When Britain completed its exit from the EU in December last year, it divorced from its biggest single export customer, casting doubts over its status as a leading global financial hub.
But city firms were bullish about the future of their business in the UK, according to an annual sentiment survey of more than 100 banks, asset managers and insurers conducted by Lloyds Bank.
Just under a third (32 per cent) said they believed the competitiveness of their own sector would improve over the next year – almost double the 17 per cent of firms who thought it would worsen.
Changes in the regulation that governs the sector post-Brexit was the main sticking point for City firms: almost half (48 per cent) of the firms that believed the UK’s competitiveness would improve in the next year cited regulation diverging from the EU model as the key factor.
But at the other end of the spectrum, three quarters (78 per cent) of the firms that were more pessimistic about the UK’s competitiveness cited regulation as a commanding factor.
“This year’s survey emphasises the belief in London as a global centre for trade and finance as firms anticipate and adapt to the new regulatory environment,” said Adrian Walkling, head of financial services at Lloyds Bank Commercial Banking.
Compared to the same time last year, the firms surveyed by Lloyds were significantly more confident about the growth of the British economy and the UK financial sector’s prospects.
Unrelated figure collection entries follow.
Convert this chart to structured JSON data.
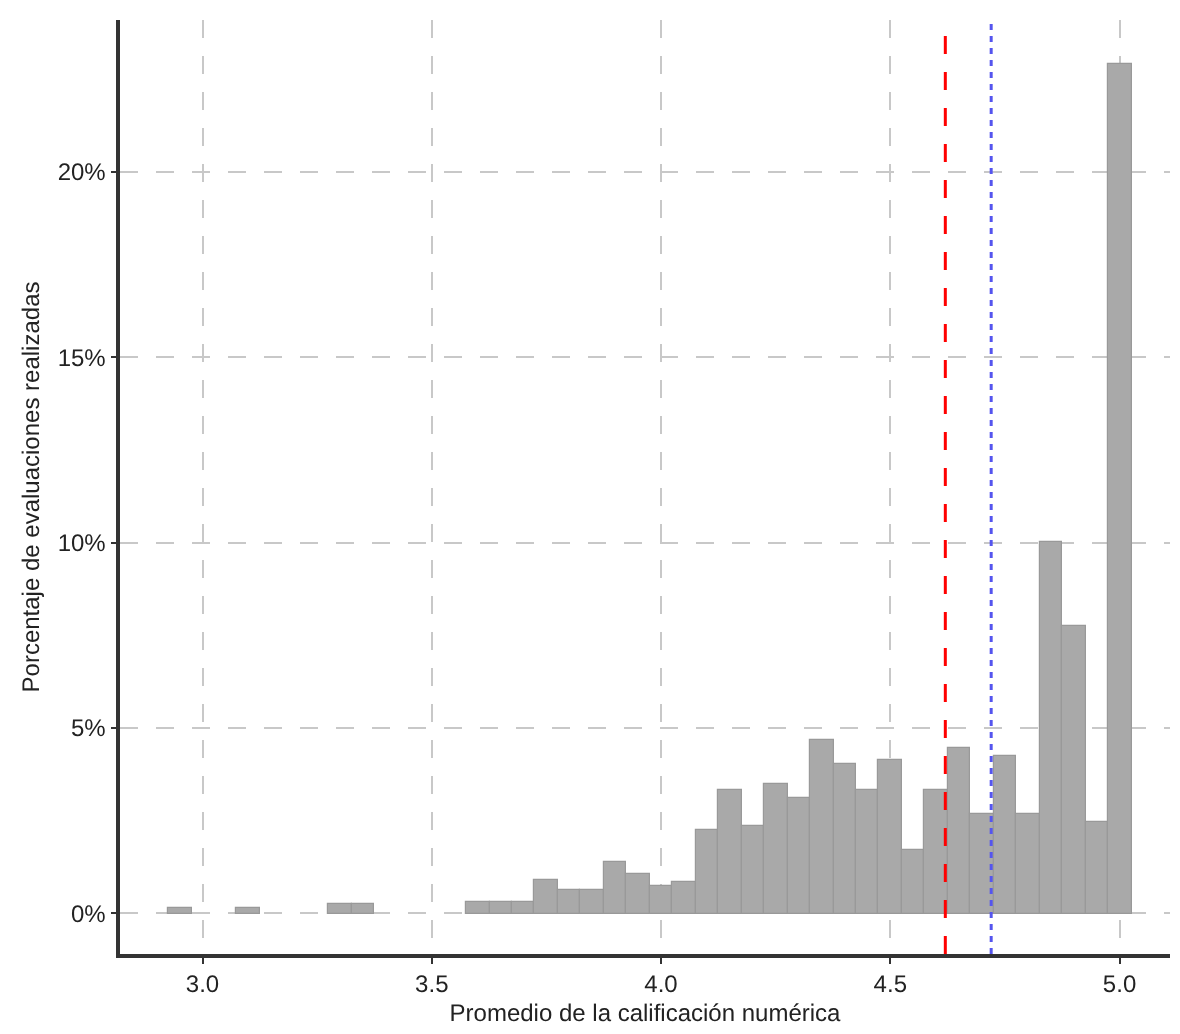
{
  "chart_data": {
    "type": "histogram",
    "xlabel": "Promedio de la calificación numérica",
    "ylabel": "Porcentaje de evaluaciones realizadas",
    "bins": [
      2.925,
      2.975,
      3.025,
      3.075,
      3.125,
      3.175,
      3.225,
      3.275,
      3.325,
      3.375,
      3.425,
      3.475,
      3.525,
      3.575,
      3.625,
      3.675,
      3.725,
      3.775,
      3.825,
      3.875,
      3.925,
      3.975,
      4.025,
      4.075,
      4.125,
      4.175,
      4.225,
      4.275,
      4.325,
      4.375,
      4.425,
      4.475,
      4.525,
      4.575,
      4.625,
      4.675,
      4.725,
      4.775,
      4.825,
      4.875,
      4.925,
      4.975,
      5.025
    ],
    "values": [
      0.12,
      0,
      0,
      0.12,
      0,
      0,
      0,
      0.23,
      0.23,
      0,
      0,
      0,
      0,
      0.32,
      0.32,
      0.32,
      0.87,
      0.64,
      0.64,
      1.4,
      1.06,
      0.76,
      0.85,
      2.23,
      3.3,
      2.36,
      3.51,
      3.1,
      4.66,
      4.04,
      3.3,
      4.16,
      1.7,
      3.3,
      4.45,
      2.68,
      4.26,
      2.68,
      10.02,
      7.75,
      2.46,
      22.92
    ],
    "color": "#a9a9a9",
    "xlim": [
      2.82,
      5.11
    ],
    "xticks": [
      {
        "value": 3,
        "label": "3.0"
      },
      3.5,
      {
        "value": 4,
        "label": "4.0"
      },
      4.5,
      {
        "value": 5,
        "label": "5.0"
      }
    ],
    "ylim": [
      -1.1,
      24.1
    ],
    "yticks": [
      {
        "value": 0,
        "label": "0%"
      },
      {
        "value": 5,
        "label": "5%"
      },
      {
        "value": 10,
        "label": "10%"
      },
      {
        "value": 15,
        "label": "15%"
      },
      {
        "value": 20,
        "label": "20%"
      }
    ],
    "grid": true,
    "ref_lines": [
      {
        "axis": "x",
        "value": 4.62,
        "color": "#ff0000",
        "line_style": "dashed"
      },
      {
        "axis": "x",
        "value": 4.72,
        "color": "#5555ee",
        "line_style": "dotted"
      }
    ]
  }
}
The vast majority (88 per cent) expected British economic growth to improve over the next year, up from just a fifth (20 per cent) in 2020, while 32 per cent believed the UK will achieve stronger growth than other G7 nations, up from just 7 per cent last year.
And when it comes to the UK financial services sector, just over half (55 per cent) expected growth to improve over the next year, up significantly from 13 per cent last year. This confidence spread to individual business outlook, as 65 per cent expected their revenues to rise compared to 31 per cent in 2020.
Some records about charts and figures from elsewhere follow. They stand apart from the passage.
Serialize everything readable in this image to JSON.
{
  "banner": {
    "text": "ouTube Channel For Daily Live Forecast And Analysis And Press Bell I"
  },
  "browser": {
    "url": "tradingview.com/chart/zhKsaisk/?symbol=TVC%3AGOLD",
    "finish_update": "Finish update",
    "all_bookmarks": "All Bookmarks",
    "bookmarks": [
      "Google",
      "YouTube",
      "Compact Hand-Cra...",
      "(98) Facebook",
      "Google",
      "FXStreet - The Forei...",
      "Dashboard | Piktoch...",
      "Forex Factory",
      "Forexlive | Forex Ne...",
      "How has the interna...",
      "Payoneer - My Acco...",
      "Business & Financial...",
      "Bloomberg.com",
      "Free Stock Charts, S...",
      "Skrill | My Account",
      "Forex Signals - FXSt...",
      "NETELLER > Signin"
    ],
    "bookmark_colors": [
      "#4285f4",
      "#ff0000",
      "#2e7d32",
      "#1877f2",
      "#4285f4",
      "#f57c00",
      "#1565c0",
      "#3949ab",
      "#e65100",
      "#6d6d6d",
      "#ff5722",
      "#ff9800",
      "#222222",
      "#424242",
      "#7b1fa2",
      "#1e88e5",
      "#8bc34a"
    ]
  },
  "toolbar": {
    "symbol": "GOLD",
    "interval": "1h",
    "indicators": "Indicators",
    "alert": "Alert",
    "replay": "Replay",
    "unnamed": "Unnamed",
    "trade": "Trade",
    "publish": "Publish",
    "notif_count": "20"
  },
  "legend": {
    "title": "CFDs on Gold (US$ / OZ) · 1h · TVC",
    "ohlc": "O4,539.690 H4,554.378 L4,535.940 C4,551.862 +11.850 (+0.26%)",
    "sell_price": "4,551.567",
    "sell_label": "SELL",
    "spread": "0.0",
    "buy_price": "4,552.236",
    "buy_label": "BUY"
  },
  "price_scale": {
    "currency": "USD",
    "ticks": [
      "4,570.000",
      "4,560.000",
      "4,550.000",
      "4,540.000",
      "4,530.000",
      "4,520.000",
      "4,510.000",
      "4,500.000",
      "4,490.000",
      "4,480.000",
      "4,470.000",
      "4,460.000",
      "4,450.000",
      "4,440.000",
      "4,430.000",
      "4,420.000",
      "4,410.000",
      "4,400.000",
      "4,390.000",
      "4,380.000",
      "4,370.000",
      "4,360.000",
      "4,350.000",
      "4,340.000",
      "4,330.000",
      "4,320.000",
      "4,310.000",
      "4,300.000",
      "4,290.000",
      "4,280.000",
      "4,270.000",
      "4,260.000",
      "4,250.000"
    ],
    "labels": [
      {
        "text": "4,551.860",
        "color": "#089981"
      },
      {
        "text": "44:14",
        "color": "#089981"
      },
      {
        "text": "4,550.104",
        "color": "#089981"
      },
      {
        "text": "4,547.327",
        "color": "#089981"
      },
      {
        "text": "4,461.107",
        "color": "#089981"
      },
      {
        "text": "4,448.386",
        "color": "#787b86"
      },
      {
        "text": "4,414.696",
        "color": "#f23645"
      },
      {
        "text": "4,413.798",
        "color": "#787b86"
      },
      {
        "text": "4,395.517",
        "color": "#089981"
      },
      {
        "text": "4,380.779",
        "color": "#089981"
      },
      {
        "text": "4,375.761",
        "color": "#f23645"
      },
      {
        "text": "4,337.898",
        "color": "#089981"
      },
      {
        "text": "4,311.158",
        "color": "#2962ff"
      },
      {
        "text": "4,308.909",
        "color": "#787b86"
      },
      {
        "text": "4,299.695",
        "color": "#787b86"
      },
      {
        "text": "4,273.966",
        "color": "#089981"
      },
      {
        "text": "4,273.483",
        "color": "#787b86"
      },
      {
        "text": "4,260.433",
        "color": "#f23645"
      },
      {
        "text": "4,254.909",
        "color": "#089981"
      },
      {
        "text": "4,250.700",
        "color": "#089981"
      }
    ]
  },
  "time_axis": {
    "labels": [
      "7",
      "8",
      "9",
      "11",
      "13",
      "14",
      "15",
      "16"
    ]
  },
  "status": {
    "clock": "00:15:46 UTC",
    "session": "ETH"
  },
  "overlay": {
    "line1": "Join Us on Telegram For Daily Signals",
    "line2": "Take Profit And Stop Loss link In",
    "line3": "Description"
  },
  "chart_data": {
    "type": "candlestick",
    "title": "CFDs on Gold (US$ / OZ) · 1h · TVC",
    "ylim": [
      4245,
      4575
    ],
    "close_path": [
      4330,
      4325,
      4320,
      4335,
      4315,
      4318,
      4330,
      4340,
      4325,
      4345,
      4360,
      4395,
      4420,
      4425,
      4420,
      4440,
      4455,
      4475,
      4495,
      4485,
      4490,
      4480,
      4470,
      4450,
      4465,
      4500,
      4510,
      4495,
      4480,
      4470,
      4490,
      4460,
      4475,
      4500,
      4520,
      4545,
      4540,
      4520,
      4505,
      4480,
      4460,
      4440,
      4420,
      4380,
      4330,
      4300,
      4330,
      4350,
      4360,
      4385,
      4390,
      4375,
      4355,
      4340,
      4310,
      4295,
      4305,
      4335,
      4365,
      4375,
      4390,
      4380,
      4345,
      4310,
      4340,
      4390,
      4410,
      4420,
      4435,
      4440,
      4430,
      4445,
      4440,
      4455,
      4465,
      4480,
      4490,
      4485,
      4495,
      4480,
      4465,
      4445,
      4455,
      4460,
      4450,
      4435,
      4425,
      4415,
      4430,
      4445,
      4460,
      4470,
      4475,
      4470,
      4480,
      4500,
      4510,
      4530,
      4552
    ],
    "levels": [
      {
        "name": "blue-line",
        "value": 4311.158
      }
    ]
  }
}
It comes just a week after the Square Mile’s most influential lobbying body, TheCityUK, warned that London is at risk of losing its status as a global financial powerhouse within five years, and set out international strategy proposals to help return the UK to having the “world’s leading financial centre”.
A vastly changing international economic landscape is chief amongst the reasons that the UK has seen a decline relative to its global competitors such as New York and Hong Kong over the past decade, according to TheCityUK.
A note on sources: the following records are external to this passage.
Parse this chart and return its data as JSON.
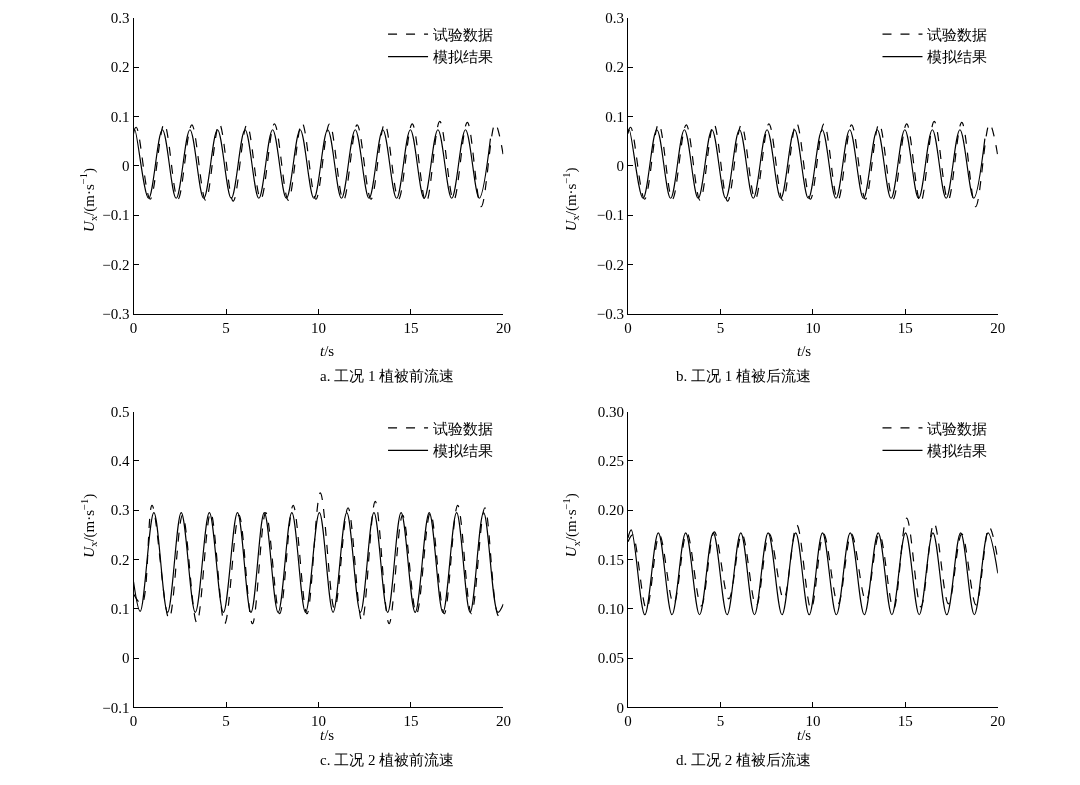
{
  "chart_data": [
    {
      "type": "line",
      "title": "a. 工况 1 植被前流速",
      "xlabel": "t/s",
      "ylabel": "U$_{x}$/(m·s$^{−1}$)",
      "xlim": [
        0,
        20
      ],
      "xticks": [
        0,
        5,
        10,
        15,
        20
      ],
      "ylim": [
        -0.3,
        0.3
      ],
      "yticks": [
        {
          "value": -0.3,
          "label": "−0.3"
        },
        {
          "value": -0.2,
          "label": "−0.2"
        },
        {
          "value": -0.1,
          "label": "−0.1"
        },
        0,
        0.1,
        0.2,
        0.3
      ],
      "legend": "top right",
      "marker": "none",
      "series": [
        {
          "name": "试验数据",
          "color": "#000000",
          "line_style": "dashed",
          "x": [
            0,
            0.15,
            0.9,
            1.66,
            2.4,
            3.15,
            3.9,
            4.64,
            5.39,
            6.13,
            6.88,
            7.62,
            8.37,
            9.11,
            9.86,
            10.6,
            11.35,
            12.09,
            12.84,
            13.58,
            14.33,
            15.07,
            15.82,
            16.56,
            17.31,
            18.05,
            18.8,
            19.55,
            20
          ],
          "values": [
            0.07,
            0.078,
            -0.068,
            0.085,
            -0.068,
            0.083,
            -0.07,
            0.085,
            -0.072,
            0.083,
            -0.068,
            0.085,
            -0.07,
            0.087,
            -0.068,
            0.085,
            -0.07,
            0.083,
            -0.068,
            0.085,
            -0.068,
            0.085,
            -0.075,
            0.09,
            -0.07,
            0.088,
            -0.083,
            0.085,
            0.02
          ]
        },
        {
          "name": "模拟结果",
          "color": "#000000",
          "line_style": "solid",
          "x": [
            0,
            0.07,
            0.815,
            1.56,
            2.305,
            3.05,
            3.795,
            4.54,
            5.285,
            6.03,
            6.775,
            7.52,
            8.265,
            9.01,
            9.755,
            10.5,
            11.245,
            11.99,
            12.735,
            13.48,
            14.225,
            14.97,
            15.715,
            16.46,
            17.205,
            17.95,
            18.695,
            19.3
          ],
          "values": [
            0.065,
            0.073,
            -0.066,
            0.073,
            -0.066,
            0.073,
            -0.066,
            0.073,
            -0.066,
            0.073,
            -0.066,
            0.073,
            -0.066,
            0.073,
            -0.066,
            0.073,
            -0.066,
            0.073,
            -0.066,
            0.073,
            -0.066,
            0.073,
            -0.066,
            0.073,
            -0.066,
            0.073,
            -0.066,
            0.055
          ]
        }
      ]
    },
    {
      "type": "line",
      "title": "b. 工况 1 植被后流速",
      "xlabel": "t/s",
      "ylabel": "U$_{x}$/(m·s$^{−1}$)",
      "xlim": [
        0,
        20
      ],
      "xticks": [
        0,
        5,
        10,
        15,
        20
      ],
      "ylim": [
        -0.3,
        0.3
      ],
      "yticks": [
        {
          "value": -0.3,
          "label": "−0.3"
        },
        {
          "value": -0.2,
          "label": "−0.2"
        },
        {
          "value": -0.1,
          "label": "−0.1"
        },
        0,
        0.1,
        0.2,
        0.3
      ],
      "legend": "top right",
      "marker": "none",
      "series": [
        {
          "name": "试验数据",
          "color": "#000000",
          "line_style": "dashed",
          "x": [
            0,
            0.15,
            0.9,
            1.66,
            2.4,
            3.15,
            3.9,
            4.64,
            5.39,
            6.13,
            6.88,
            7.62,
            8.37,
            9.11,
            9.86,
            10.6,
            11.35,
            12.09,
            12.84,
            13.58,
            14.33,
            15.07,
            15.82,
            16.56,
            17.31,
            18.05,
            18.8,
            19.55,
            20
          ],
          "values": [
            0.07,
            0.078,
            -0.068,
            0.085,
            -0.068,
            0.083,
            -0.07,
            0.085,
            -0.072,
            0.083,
            -0.068,
            0.085,
            -0.07,
            0.087,
            -0.068,
            0.085,
            -0.07,
            0.083,
            -0.068,
            0.085,
            -0.068,
            0.085,
            -0.075,
            0.09,
            -0.07,
            0.088,
            -0.083,
            0.085,
            0.02
          ]
        },
        {
          "name": "模拟结果",
          "color": "#000000",
          "line_style": "solid",
          "x": [
            0,
            0.07,
            0.815,
            1.56,
            2.305,
            3.05,
            3.795,
            4.54,
            5.285,
            6.03,
            6.775,
            7.52,
            8.265,
            9.01,
            9.755,
            10.5,
            11.245,
            11.99,
            12.735,
            13.48,
            14.225,
            14.97,
            15.715,
            16.46,
            17.205,
            17.95,
            18.695,
            19.3
          ],
          "values": [
            0.065,
            0.073,
            -0.066,
            0.073,
            -0.066,
            0.073,
            -0.066,
            0.073,
            -0.066,
            0.073,
            -0.066,
            0.073,
            -0.066,
            0.073,
            -0.066,
            0.073,
            -0.066,
            0.073,
            -0.066,
            0.073,
            -0.066,
            0.073,
            -0.066,
            0.073,
            -0.066,
            0.073,
            -0.066,
            0.055
          ]
        }
      ]
    },
    {
      "type": "line",
      "title": "c. 工况 2 植被前流速",
      "xlabel": "t/s",
      "ylabel": "U$_{x}$/(m·s$^{−1}$)",
      "xlim": [
        0,
        20
      ],
      "xticks": [
        0,
        5,
        10,
        15,
        20
      ],
      "ylim": [
        -0.1,
        0.5
      ],
      "yticks": [
        {
          "value": -0.1,
          "label": "−0.1"
        },
        0,
        0.1,
        0.2,
        0.3,
        0.4,
        0.5
      ],
      "legend": "top right",
      "marker": "none",
      "series": [
        {
          "name": "试验数据",
          "color": "#000000",
          "line_style": "dashed",
          "x": [
            0,
            0.45,
            1.0,
            1.92,
            2.65,
            3.42,
            4.17,
            4.93,
            5.7,
            6.43,
            7.15,
            7.9,
            8.63,
            9.38,
            10.1,
            10.87,
            11.6,
            12.35,
            13.07,
            13.82,
            14.55,
            15.3,
            16.05,
            16.8,
            17.53,
            18.27,
            19.0,
            19.75,
            20
          ],
          "values": [
            0.13,
            0.11,
            0.31,
            0.08,
            0.29,
            0.072,
            0.295,
            0.07,
            0.29,
            0.07,
            0.295,
            0.09,
            0.31,
            0.09,
            0.335,
            0.1,
            0.305,
            0.075,
            0.318,
            0.07,
            0.29,
            0.09,
            0.295,
            0.09,
            0.31,
            0.09,
            0.305,
            0.085,
            0.09
          ]
        },
        {
          "name": "模拟结果",
          "color": "#000000",
          "line_style": "solid",
          "x": [
            0,
            0.36,
            1.1,
            1.84,
            2.58,
            3.34,
            4.1,
            4.86,
            5.62,
            6.35,
            7.07,
            7.82,
            8.56,
            9.3,
            10.05,
            10.79,
            11.53,
            12.27,
            13.0,
            13.74,
            14.47,
            15.23,
            15.99,
            16.73,
            17.47,
            18.2,
            18.93,
            19.7,
            20
          ],
          "values": [
            0.155,
            0.095,
            0.295,
            0.093,
            0.295,
            0.093,
            0.295,
            0.093,
            0.295,
            0.093,
            0.295,
            0.093,
            0.295,
            0.093,
            0.295,
            0.093,
            0.295,
            0.093,
            0.295,
            0.093,
            0.295,
            0.093,
            0.295,
            0.093,
            0.295,
            0.093,
            0.295,
            0.093,
            0.11
          ]
        }
      ]
    },
    {
      "type": "line",
      "title": "d. 工况 2 植被后流速",
      "xlabel": "t/s",
      "ylabel": "U$_{x}$/(m·s$^{−1}$)",
      "xlim": [
        0,
        20
      ],
      "xticks": [
        0,
        5,
        10,
        15,
        20
      ],
      "ylim": [
        0,
        0.3
      ],
      "yticks": [
        0,
        {
          "value": 0.05,
          "label": "0.05"
        },
        {
          "value": 0.1,
          "label": "0.10"
        },
        {
          "value": 0.15,
          "label": "0.15"
        },
        {
          "value": 0.2,
          "label": "0.20"
        },
        {
          "value": 0.25,
          "label": "0.25"
        },
        {
          "value": 0.3,
          "label": "0.30"
        }
      ],
      "legend": "top right",
      "marker": "none",
      "series": [
        {
          "name": "试验数据",
          "color": "#000000",
          "line_style": "dashed",
          "x": [
            0,
            0.25,
            1.0,
            1.7,
            2.47,
            3.18,
            3.96,
            4.67,
            5.45,
            6.16,
            6.93,
            7.64,
            8.42,
            9.13,
            9.9,
            10.58,
            11.36,
            12.08,
            12.87,
            13.59,
            14.36,
            15.07,
            15.84,
            16.55,
            17.33,
            18.05,
            18.82,
            19.53,
            20
          ],
          "values": [
            0.168,
            0.175,
            0.1,
            0.175,
            0.105,
            0.177,
            0.103,
            0.178,
            0.11,
            0.176,
            0.103,
            0.176,
            0.11,
            0.185,
            0.1,
            0.176,
            0.105,
            0.176,
            0.108,
            0.176,
            0.1,
            0.192,
            0.102,
            0.187,
            0.105,
            0.176,
            0.104,
            0.183,
            0.15
          ]
        },
        {
          "name": "模拟结果",
          "color": "#000000",
          "line_style": "solid",
          "x": [
            0,
            0.18,
            0.91,
            1.64,
            2.38,
            3.12,
            3.87,
            4.61,
            5.36,
            6.1,
            6.84,
            7.58,
            8.33,
            9.07,
            9.8,
            10.52,
            11.27,
            12.02,
            12.78,
            13.53,
            14.27,
            15.01,
            15.75,
            16.49,
            17.24,
            17.99,
            18.73,
            19.47,
            20
          ],
          "values": [
            0.172,
            0.18,
            0.094,
            0.177,
            0.094,
            0.177,
            0.094,
            0.177,
            0.094,
            0.177,
            0.094,
            0.177,
            0.094,
            0.177,
            0.094,
            0.177,
            0.094,
            0.177,
            0.094,
            0.177,
            0.094,
            0.177,
            0.094,
            0.177,
            0.094,
            0.177,
            0.094,
            0.177,
            0.136
          ]
        }
      ]
    }
  ]
}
Despite the UK’s growing size and volume of many market segments, it has paled in significance compared to the rapid growth of new financial centres in Asia and continued growth in the US.
“Europe is littered with cities that were once the leading international centre of their day,” Miles Celic, chief executive of TheCityUK, who called for the government to do more so that the London avoids the same fate.
“The last decade has been one of growth for our industry, yet global competitors have grown faster.”